Des pirates informatiques du groupe « Hafnium » exploitent depuis peu des failles de sécurité des services Exchange de Microsoft, afin d’obtenir un accès à des serveurs d’entreprises. Ils auraient déjà infecté des milliers de serveurs à travers le monde. Dans une mesure sans précédent visant à protéger les utilisateurs (et surtout le pays), le FBI a tenté de rétablir la sécurité des unités infectées en les piratant à l’insu des clients, et ce en utilisant les mêmes outils et failles que le groupe Hafnium.
Le piratage de masse orchestré par Hafnium a touché des dizaines de milliers d’utilisateurs du service Microsoft Exchange Server à travers le monde. L’incident a déclenché une « réponse de l’ensemble du gouvernement » des États-Unis. Lors de la première vague d’attaques, les pirates auraient laissé un certain nombre de portes dérobées, qui pourraient permettre à n’importe quelle personne mal intentionnée (et formée à cela) de pénétrer à nouveau dans ces systèmes vulnérables. Récemment, le FBI en a donc profité pour utiliser ces mêmes portes dérobées (backdoors) pour corriger le problème à distance. Dans un communiqué, l’agence qualifie l’opération de succès.
« Cette opération est un exemple de l’engagement du FBI à combattre les cybermenaces grâce à nos partenariats durables entre le gouvernement fédéral et le secteur privé », a déclaré Tonya Ugoretz, directrice adjointe par intérim de la division Cyber du FBI. « Notre action réussie devrait servir à rappeler aux cyberacteurs malveillants que nous imposerons des risques et des conséquences pour les cyberintrusions qui menacent la sécurité nationale et la sécurité publique du peuple américain et de nos partenaires internationaux. Le FBI continuera d’utiliser tous les outils à sa disposition en tant que principal organisme national d’application de la loi et de renseignement pour tenir les cyberacteurs malveillants responsables de leurs actes ».
« Le FBI a procédé à la suppression en envoyant une commande au serveur par le biais du web shell, conçue pour que le serveur supprime uniquement le web shell (identifié par son chemin de fichier unique) », explique le ministère américain de la Justice.
Il faut préciser que les propriétaires de ces serveurs (souvent virtuels et donc installés sur des ordinateurs) Microsoft Exchange ne sont probablement pas encore au courant de l’intervention du FBI… En effet, le ministère de la Justice déclare qu’il ne fait que « tenter de fournir une notification » aux propriétaires que le FBI tente d’aider, sans pour autant s’assurer que la notification a été reçue ou lue. Sans oublier que nous ne savons pas de quel type de notification il s’agit.

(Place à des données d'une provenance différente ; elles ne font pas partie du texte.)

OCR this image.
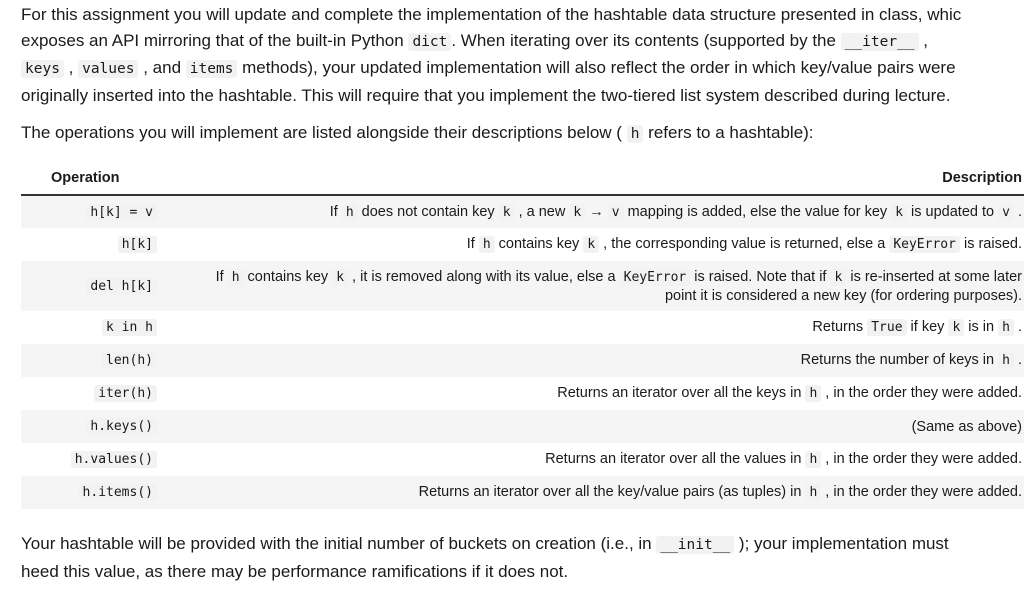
For this assignment you will update and complete the implementation of the hashtable data structure presented in class, whic
exposes an API mirroring that of the built-in Python dict . When iterating over its contents (supported by the __iter__ ,
keys , values , and items methods), your updated implementation will also reflect the order in which key/value pairs were
originally inserted into the hashtable. This will require that you implement the two-tiered list system described during lecture.
The operations you will implement are listed alongside their descriptions below ( h refers to a hashtable):
Operation	Description
h[k] = v	If h does not contain key k , a new k → v mapping is added, else the value for key k is updated to v .
h[k]	If h contains key k , the corresponding value is returned, else a KeyError is raised.
del h[k]	If h contains key k , it is removed along with its value, else a KeyError is raised. Note that if k is re-inserted at some later
point it is considered a new key (for ordering purposes).
k in h	Returns True if key k is in h .
len(h)	Returns the number of keys in h .
iter(h)	Returns an iterator over all the keys in h , in the order they were added.
h.keys()	(Same as above)
h.values()	Returns an iterator over all the values in h , in the order they were added.
h.items()	Returns an iterator over all the key/value pairs (as tuples) in h , in the order they were added.
Your hashtable will be provided with the initial number of buckets on creation (i.e., in __init__ ); your implementation must
heed this value, as there may be performance ramifications if it does not.
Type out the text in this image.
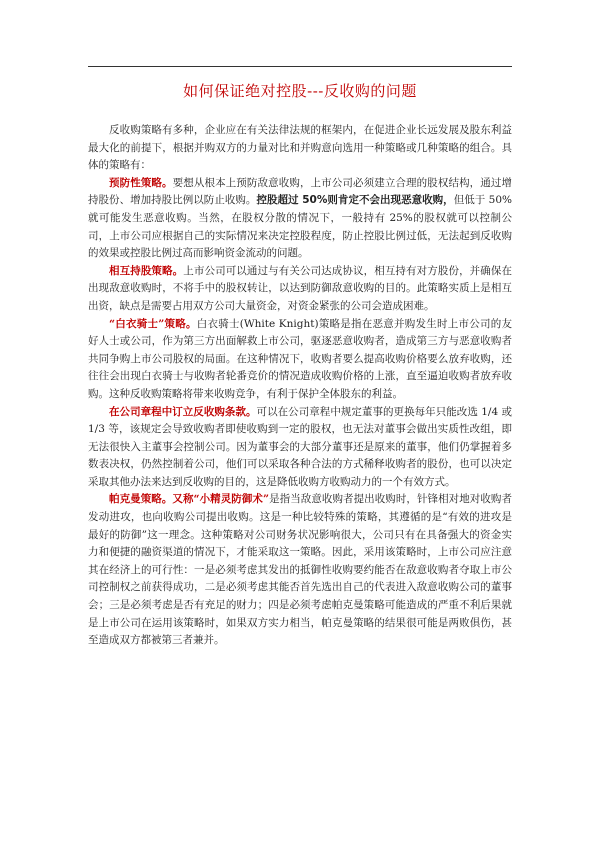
如何保证绝对控股---反收购的问题

反收购策略有多种，企业应在有关法律法规的框架内，在促进企业长远发展及股东利益最大化的前提下，根据并购双方的力量对比和并购意向选用一种策略或几种策略的组合。具体的策略有：

预防性策略。要想从根本上预防敌意收购，上市公司必须建立合理的股权结构，通过增持股份、增加持股比例以防止收购。控股超过 50%则肯定不会出现恶意收购，但低于 50%就可能发生恶意收购。当然，在股权分散的情况下，一般持有 25%的股权就可以控制公司，上市公司应根据自己的实际情况来决定控股程度，防止控股比例过低，无法起到反收购的效果或控股比例过高而影响资金流动的问题。

相互持股策略。上市公司可以通过与有关公司达成协议，相互持有对方股份，并确保在出现敌意收购时，不将手中的股权转让，以达到防御敌意收购的目的。此策略实质上是相互出资，缺点是需要占用双方公司大量资金，对资金紧张的公司会造成困难。

“白衣骑士”策略。白衣骑士(White Knight)策略是指在恶意并购发生时上市公司的友好人士或公司，作为第三方出面解救上市公司，驱逐恶意收购者，造成第三方与恶意收购者共同争购上市公司股权的局面。在这种情况下，收购者要么提高收购价格要么放弃收购，还往往会出现白衣骑士与收购者轮番竞价的情况造成收购价格的上涨，直至逼迫收购者放弃收购。这种反收购策略将带来收购竞争，有利于保护全体股东的利益。

在公司章程中订立反收购条款。可以在公司章程中规定董事的更换每年只能改选 1/4 或 1/3 等，该规定会导致收购者即使收购到一定的股权，也无法对董事会做出实质性改组，即无法很快入主董事会控制公司。因为董事会的大部分董事还是原来的董事，他们仍掌握着多数表决权，仍然控制着公司，他们可以采取各种合法的方式稀释收购者的股份，也可以决定采取其他办法来达到反收购的目的，这是降低收购方收购动力的一个有效方式。

帕克曼策略。又称“小精灵防御术”是指当敌意收购者提出收购时，针锋相对地对收购者发动进攻，也向收购公司提出收购。这是一种比较特殊的策略，其遵循的是“有效的进攻是最好的防御”这一理念。这种策略对公司财务状况影响很大，公司只有在具备强大的资金实力和便捷的融资渠道的情况下，才能采取这一策略。因此，采用该策略时，上市公司应注意其在经济上的可行性：一是必须考虑其发出的抵御性收购要约能否在敌意收购者夺取上市公司控制权之前获得成功，二是必须考虑其能否首先选出自己的代表进入敌意收购公司的董事会；三是必须考虑是否有充足的财力；四是必须考虑帕克曼策略可能造成的严重不利后果就是上市公司在运用该策略时，如果双方实力相当，帕克曼策略的结果很可能是两败俱伤，甚至造成双方都被第三者兼并。
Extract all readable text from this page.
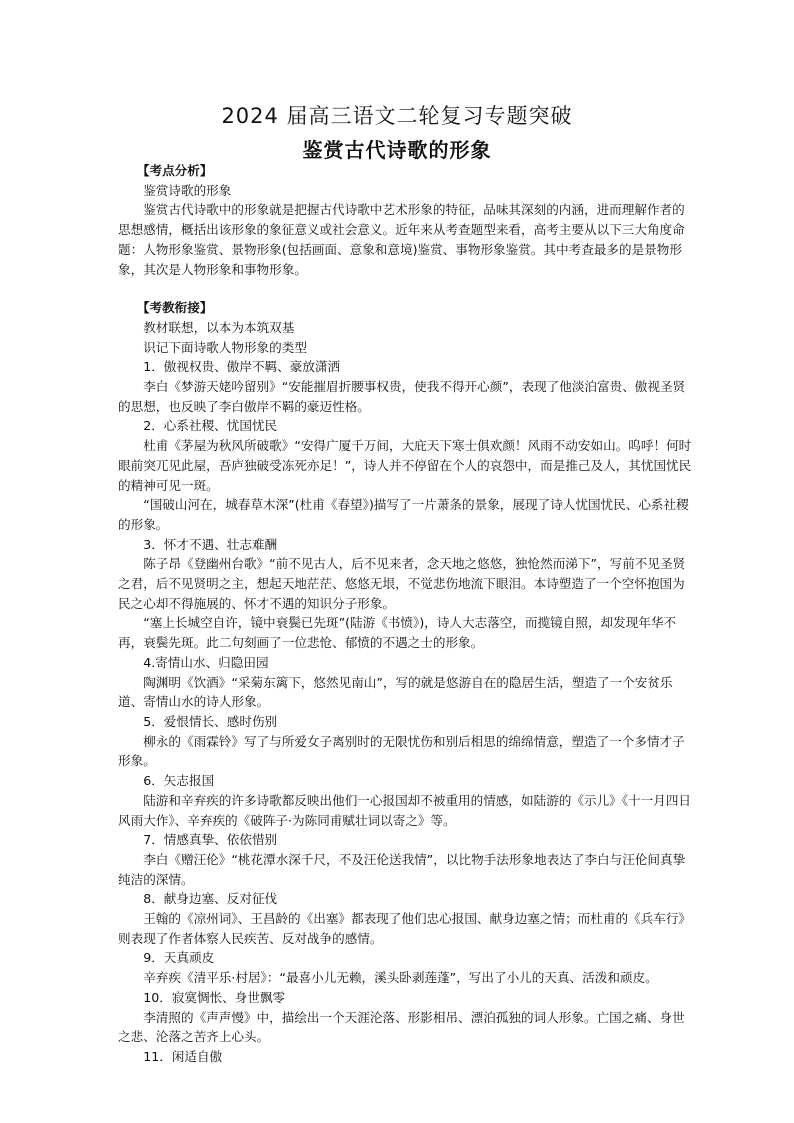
2024 届高三语文二轮复习专题突破
鉴赏古代诗歌的形象

【考点分析】

鉴赏诗歌的形象

鉴赏古代诗歌中的形象就是把握古代诗歌中艺术形象的特征，品味其深刻的内涵，进而理解作者的思想感情，概括出该形象的象征意义或社会意义。近年来从考查题型来看，高考主要从以下三大角度命题：人物形象鉴赏、景物形象(包括画面、意象和意境)鉴赏、事物形象鉴赏。其中考查最多的是景物形象，其次是人物形象和事物形象。

【考教衔接】

教材联想，以本为本筑双基

识记下面诗歌人物形象的类型

1．傲视权贵、傲岸不羁、豪放潇洒

李白《梦游天姥吟留别》“安能摧眉折腰事权贵，使我不得开心颜”，表现了他淡泊富贵、傲视圣贤的思想，也反映了李白傲岸不羁的豪迈性格。

2．心系社稷、忧国忧民

杜甫《茅屋为秋风所破歌》“安得广厦千万间，大庇天下寒士俱欢颜！风雨不动安如山。呜呼！何时眼前突兀见此屋，吾庐独破受冻死亦足！”，诗人并不停留在个人的哀怨中，而是推己及人，其忧国忧民的精神可见一斑。

“国破山河在，城春草木深”(杜甫《春望》)描写了一片萧条的景象，展现了诗人忧国忧民、心系社稷的形象。

3．怀才不遇、壮志难酬

陈子昂《登幽州台歌》“前不见古人，后不见来者，念天地之悠悠，独怆然而涕下”，写前不见圣贤之君，后不见贤明之主，想起天地茫茫、悠悠无垠，不觉悲伤地流下眼泪。本诗塑造了一个空怀抱国为民之心却不得施展的、怀才不遇的知识分子形象。

“塞上长城空自许，镜中衰鬓已先斑”(陆游《书愤》)，诗人大志落空，而揽镜自照，却发现年华不再，衰鬓先斑。此二句刻画了一位悲怆、郁愤的不遇之士的形象。

4.寄情山水、归隐田园

陶渊明《饮酒》“采菊东篱下，悠然见南山”，写的就是悠游自在的隐居生活，塑造了一个安贫乐道、寄情山水的诗人形象。

5．爱恨情长、感时伤别

柳永的《雨霖铃》写了与所爱女子离别时的无限忧伤和别后相思的绵绵情意，塑造了一个多情才子形象。

6．矢志报国

陆游和辛弃疾的许多诗歌都反映出他们一心报国却不被重用的情感，如陆游的《示儿》《十一月四日风雨大作》、辛弃疾的《破阵子·为陈同甫赋壮词以寄之》等。

7．情感真挚、依依惜别

李白《赠汪伦》“桃花潭水深千尺，不及汪伦送我情”，以比物手法形象地表达了李白与汪伦间真挚纯洁的深情。

8．献身边塞、反对征伐

王翰的《凉州词》、王昌龄的《出塞》都表现了他们忠心报国、献身边塞之情；而杜甫的《兵车行》则表现了作者体察人民疾苦、反对战争的感情。

9．天真顽皮

辛弃疾《清平乐·村居》：“最喜小儿无赖，溪头卧剥莲蓬”，写出了小儿的天真、活泼和顽皮。

10．寂寞惆怅、身世飘零

李清照的《声声慢》中，描绘出一个天涯沦落、形影相吊、漂泊孤独的词人形象。亡国之痛、身世之悲、沦落之苦齐上心头。

11．闲适自傲
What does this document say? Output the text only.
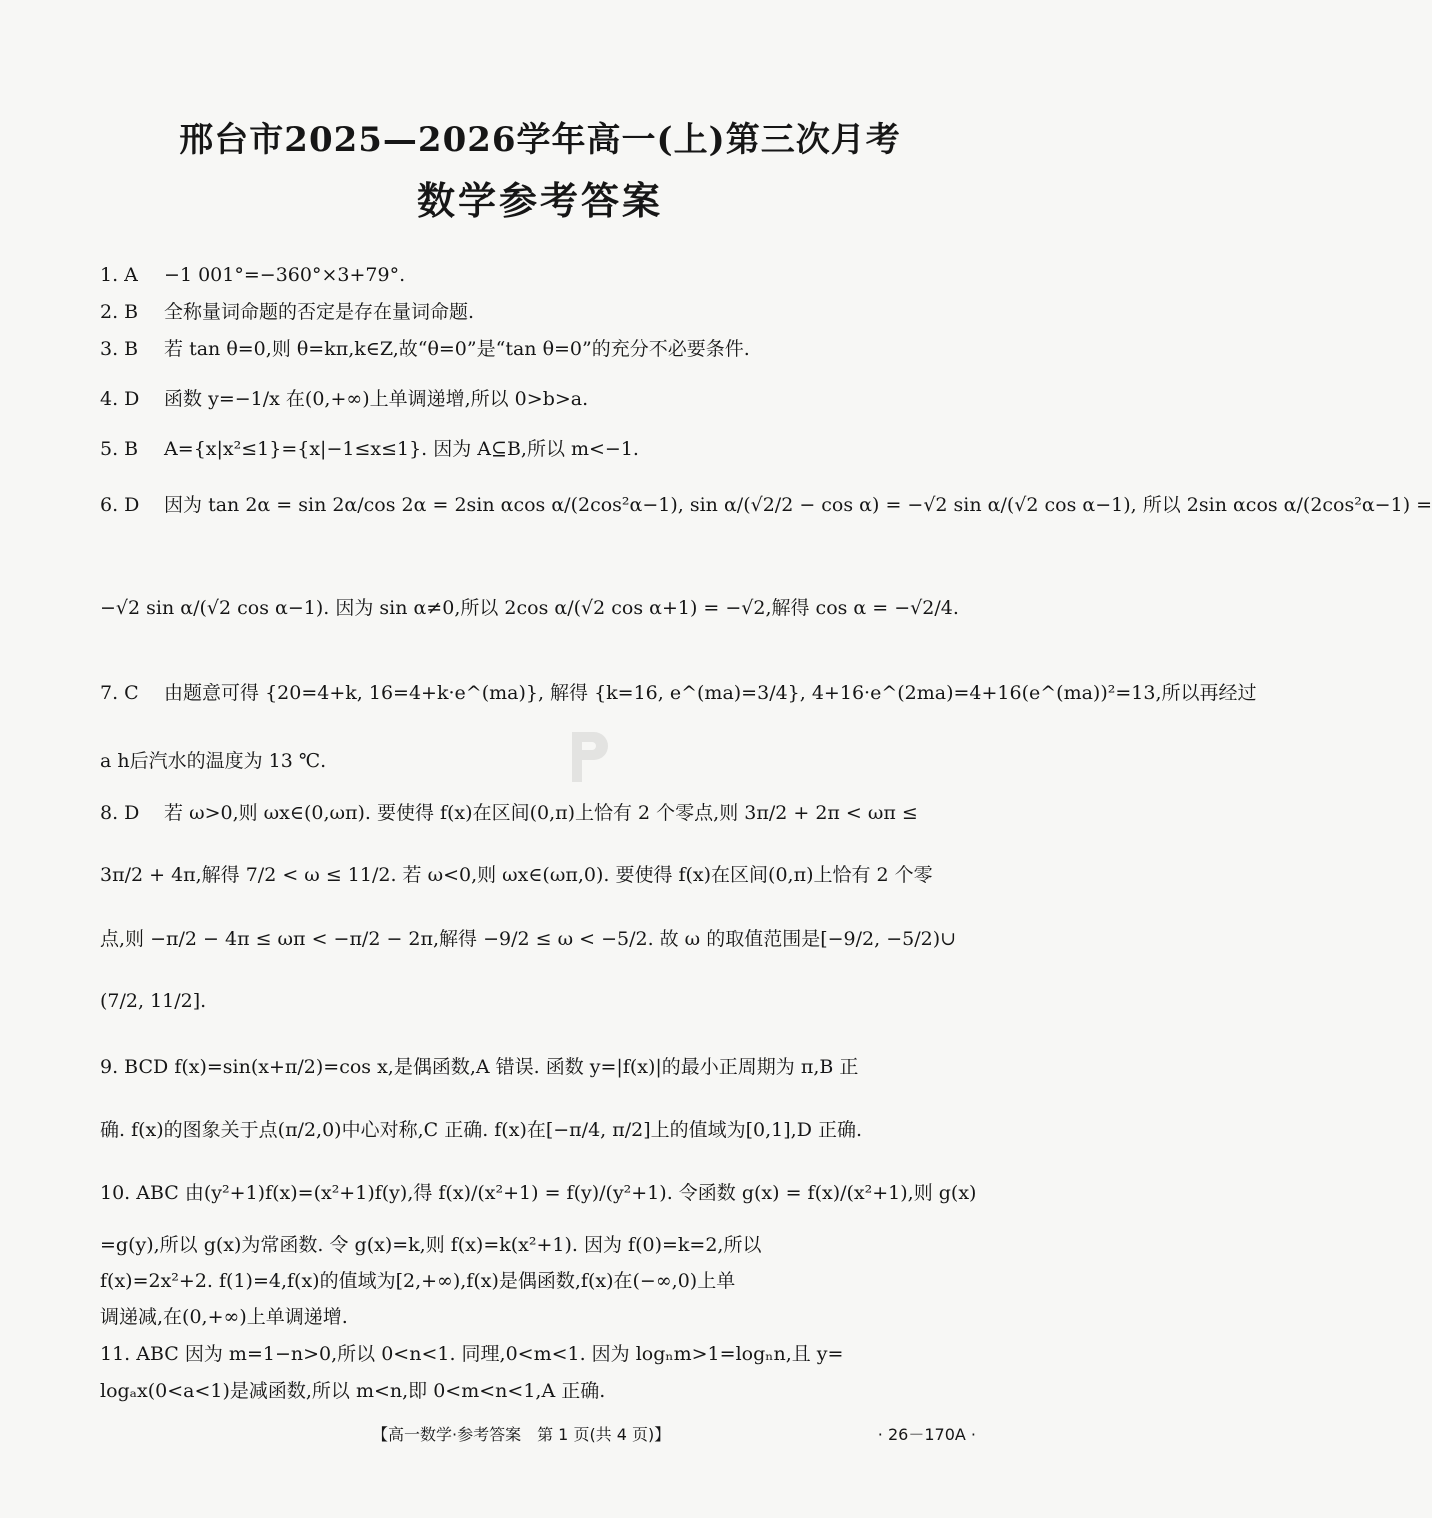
邢台市2025—2026学年高一(上)第三次月考
数学参考答案
1. A −1 001°=−360°×3+79°.
2. B 全称量词命题的否定是存在量词命题.
3. B 若 tan θ=0,则 θ=kπ,k∈Z,故“θ=0”是“tan θ=0”的充分不必要条件.
4. D 函数 y=−1/x 在(0,+∞)上单调递增,所以 0>b>a.
5. B A={x|x²≤1}={x|−1≤x≤1}. 因为 A⊆B,所以 m<−1.
6. D 因为 tan 2α = sin 2α/cos 2α = 2sin αcos α/(2cos²α−1), sin α/(√2/2 − cos α) = −√2 sin α/(√2 cos α−1), 所以 2sin αcos α/(2cos²α−1) =
−√2 sin α/(√2 cos α−1). 因为 sin α≠0,所以 2cos α/(√2 cos α+1) = −√2,解得 cos α = −√2/4.
7. C 由题意可得 {20=4+k, 16=4+k·e^(ma)}, 解得 {k=16, e^(ma)=3/4}, 4+16·e^(2ma)=4+16(e^(ma))²=13,所以再经过
a h后汽水的温度为 13 ℃.
8. D 若 ω>0,则 ωx∈(0,ωπ). 要使得 f(x)在区间(0,π)上恰有 2 个零点,则 3π/2 + 2π < ωπ ≤
3π/2 + 4π,解得 7/2 < ω ≤ 11/2. 若 ω<0,则 ωx∈(ωπ,0). 要使得 f(x)在区间(0,π)上恰有 2 个零
点,则 −π/2 − 4π ≤ ωπ < −π/2 − 2π,解得 −9/2 ≤ ω < −5/2. 故 ω 的取值范围是[−9/2, −5/2)∪
(7/2, 11/2].
9. BCD f(x)=sin(x+π/2)=cos x,是偶函数,A 错误. 函数 y=|f(x)|的最小正周期为 π,B 正
确. f(x)的图象关于点(π/2,0)中心对称,C 正确. f(x)在[−π/4, π/2]上的值域为[0,1],D 正确.
10. ABC 由(y²+1)f(x)=(x²+1)f(y),得 f(x)/(x²+1) = f(y)/(y²+1). 令函数 g(x) = f(x)/(x²+1),则 g(x)
=g(y),所以 g(x)为常函数. 令 g(x)=k,则 f(x)=k(x²+1). 因为 f(0)=k=2,所以
f(x)=2x²+2. f(1)=4,f(x)的值域为[2,+∞),f(x)是偶函数,f(x)在(−∞,0)上单
调递减,在(0,+∞)上单调递增.
11. ABC 因为 m=1−n>0,所以 0<n<1. 同理,0<m<1. 因为 logₙm>1=logₙn,且 y=
logₐx(0<a<1)是减函数,所以 m<n,即 0<m<n<1,A 正确.
【高一数学·参考答案　第 1 页(共 4 页)】	· 26－170A ·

Selon l’agence, l’opération s’est déroulée avec la pleine approbation d’un tribunal.
Un service rendu au monde entier, ou aux États-Unis ?
Quelles sont les implications d’une telle intervention ? Quelle était la motivation réelle du FBI ? Protéger les clients de Microsoft, aider l’entreprise à éviter ce qui aurait pu devenir une faille majeure mettant en péril l’ensemble de son service Exchange, ou protéger les données du pays (sécurité nationale) ? Des questions que l’on peut se poser, mais l’important, selon certains experts, c’est le résultat : en agissant ainsi, le FBI rend également service au monde entier en éliminant rapidement une menace invisible, qui pourrait également mettre en péril la sécurité nationale d’autres pays.
Sans compter que du côté de Microsoft, la réponse initiale a été très lente : les clients de Microsoft Exchange Server ont notamment eu plus d’un mois pour mettre à jour leurs propres systèmes, après plusieurs alertes critiques. À l’avenir, il sera donc peut-être utile de définir dans quelle mesure une agence gouvernementale a le droit d’agir à l’insu d’un utilisateur, si cela est « pour son bien »… Auriez-vous accepté d’être « piraté » pour corriger un problème de sécurité qui autrement aurait pu vous nuire ? N’hésitez pas à commenter l’article pour faire part de votre avis.
Finalement, le FBI affirme que des milliers de systèmes ont été corrigés par leurs propriétaires avant qu’il n’entame son opération de suppression de la porte dérobée Hafnium à distance, et qu’il n’a fait que « supprimer les codes encoquillés (web shell) restants après l’attaque, qui auraient pu être utilisés pour maintenir et accroître un accès persistant et non autorisé aux réseaux américains ». « La suppression des codes encoquillés malveillants autorisée par le tribunal aujourd’hui démontre l’engagement du ministère à perturber les activités de piratage en utilisant tous nos outils juridiques, et pas seulement les poursuites judiciaires », peut-on lire dans une déclaration du procureur général adjoint John C. Demers, de la division de la sécurité nationale du ministère de la Justice.